KinPred specifically recommends that to create sustainable and maximally usable results, you perform the following steps:
- Run the algorithm for your set of kinases on the KinPred reference human proteome. Publish this proteome file and ALL predictions in a permanent location, using the same Substrate ID and Kinase ID unified ontology. For KinPred v1.0 publication, these whole-proteome formats are published for NetworKIN, GPS, and PhosphoPICK here. See example code for these projects in
Code/PreProcessingPredictionData. Thevignette.mdshows how to use KinPred code to:- replicate the preprocessed prediction data for PhosphoPICK, NetworKIN, and GPS
- incorporate the provided python modules to process the prediction data of other kinase-substrate predictor to the standarlized format.

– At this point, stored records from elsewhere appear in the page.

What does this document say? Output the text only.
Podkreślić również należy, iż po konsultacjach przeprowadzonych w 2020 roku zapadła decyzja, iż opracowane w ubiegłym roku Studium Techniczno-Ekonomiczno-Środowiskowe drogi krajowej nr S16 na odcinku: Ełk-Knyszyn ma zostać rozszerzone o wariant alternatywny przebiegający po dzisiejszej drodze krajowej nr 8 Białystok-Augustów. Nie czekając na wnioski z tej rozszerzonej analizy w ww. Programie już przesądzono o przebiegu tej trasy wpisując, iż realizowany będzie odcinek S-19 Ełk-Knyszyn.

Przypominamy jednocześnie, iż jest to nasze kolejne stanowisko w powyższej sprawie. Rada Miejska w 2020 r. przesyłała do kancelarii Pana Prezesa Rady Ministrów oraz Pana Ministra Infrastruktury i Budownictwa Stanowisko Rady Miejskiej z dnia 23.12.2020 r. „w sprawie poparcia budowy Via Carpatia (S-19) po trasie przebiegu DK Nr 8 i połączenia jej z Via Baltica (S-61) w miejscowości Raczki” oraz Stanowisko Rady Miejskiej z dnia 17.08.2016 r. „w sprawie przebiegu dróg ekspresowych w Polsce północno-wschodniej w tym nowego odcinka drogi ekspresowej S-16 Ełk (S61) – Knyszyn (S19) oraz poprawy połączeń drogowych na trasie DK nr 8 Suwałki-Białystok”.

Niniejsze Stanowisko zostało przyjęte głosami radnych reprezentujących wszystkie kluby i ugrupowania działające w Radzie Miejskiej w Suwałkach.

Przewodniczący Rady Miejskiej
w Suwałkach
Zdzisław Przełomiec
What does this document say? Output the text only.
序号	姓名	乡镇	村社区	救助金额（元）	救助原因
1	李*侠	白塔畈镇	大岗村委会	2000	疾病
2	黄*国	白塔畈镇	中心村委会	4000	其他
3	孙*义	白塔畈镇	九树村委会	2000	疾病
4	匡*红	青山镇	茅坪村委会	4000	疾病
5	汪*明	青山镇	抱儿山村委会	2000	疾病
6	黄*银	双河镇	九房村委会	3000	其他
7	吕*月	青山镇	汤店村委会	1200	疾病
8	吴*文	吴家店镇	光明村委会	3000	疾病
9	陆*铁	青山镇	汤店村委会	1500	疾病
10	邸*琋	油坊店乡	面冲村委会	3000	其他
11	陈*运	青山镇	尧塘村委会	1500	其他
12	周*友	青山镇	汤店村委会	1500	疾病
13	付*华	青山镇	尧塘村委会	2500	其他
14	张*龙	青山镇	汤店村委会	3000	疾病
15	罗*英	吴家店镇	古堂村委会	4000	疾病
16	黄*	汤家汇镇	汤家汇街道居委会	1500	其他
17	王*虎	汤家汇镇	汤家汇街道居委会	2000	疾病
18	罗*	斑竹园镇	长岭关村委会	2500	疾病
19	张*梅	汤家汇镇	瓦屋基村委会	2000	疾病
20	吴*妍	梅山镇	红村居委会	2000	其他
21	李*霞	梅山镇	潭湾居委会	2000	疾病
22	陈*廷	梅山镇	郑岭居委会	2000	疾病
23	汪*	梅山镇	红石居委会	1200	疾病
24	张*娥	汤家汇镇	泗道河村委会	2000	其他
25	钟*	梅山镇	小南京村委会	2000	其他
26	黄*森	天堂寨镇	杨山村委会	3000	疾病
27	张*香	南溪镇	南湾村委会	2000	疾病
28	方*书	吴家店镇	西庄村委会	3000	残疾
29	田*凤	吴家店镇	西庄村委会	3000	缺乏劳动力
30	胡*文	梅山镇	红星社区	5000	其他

- Use ProteomeScout's current reference phosphoproteome to filter raw predictions for known phosphorylation sites. See
Code/CrossReferenceWithProteomeScout - Provide an easy-to-use matrix format of these outputs, include all edges (as we noted in our publication, removing edges based on a stringency cutoff will cause serious limitations in the flexible use of your predictions). Definitions of matrix files can be seen for Final Data, here
There are two types of updates that a kinase-substrate prediction resource will undergo.
When the phosphoproteome has been updated, take the full list of whole-proteome predictions and filter on the new phosphoproteome using Code/CrossReferenceWithProteomeScout/XRefProteomeScout.py. See Code/UpdatingResourceData/UpdateNewPhosphosites.ipynb for instruction.
The underlying Uniprot database of the human reference proteome often undergoes changes, such that the substrate and kinase relationships of an old reference are now invalid. Since running predictions anew on the entire reference proteome is costly, we have provided scripts to identify changes in the reference proteome that have an effect on predictions (i.e. the sequence or position of a phosphorylation site has changed), and that site position in the ontology is updated, or a subset of sequences must be run and these replace the existing predictions for that protein in the Formatted, list output of prediction resources. Code/UpdatingResourceData/UpdateHumanProteomeVersion.ipynb shows the steps to update prediction data with the upgrade from 2019-12-12 to 2020-2-26 reference humam proteome.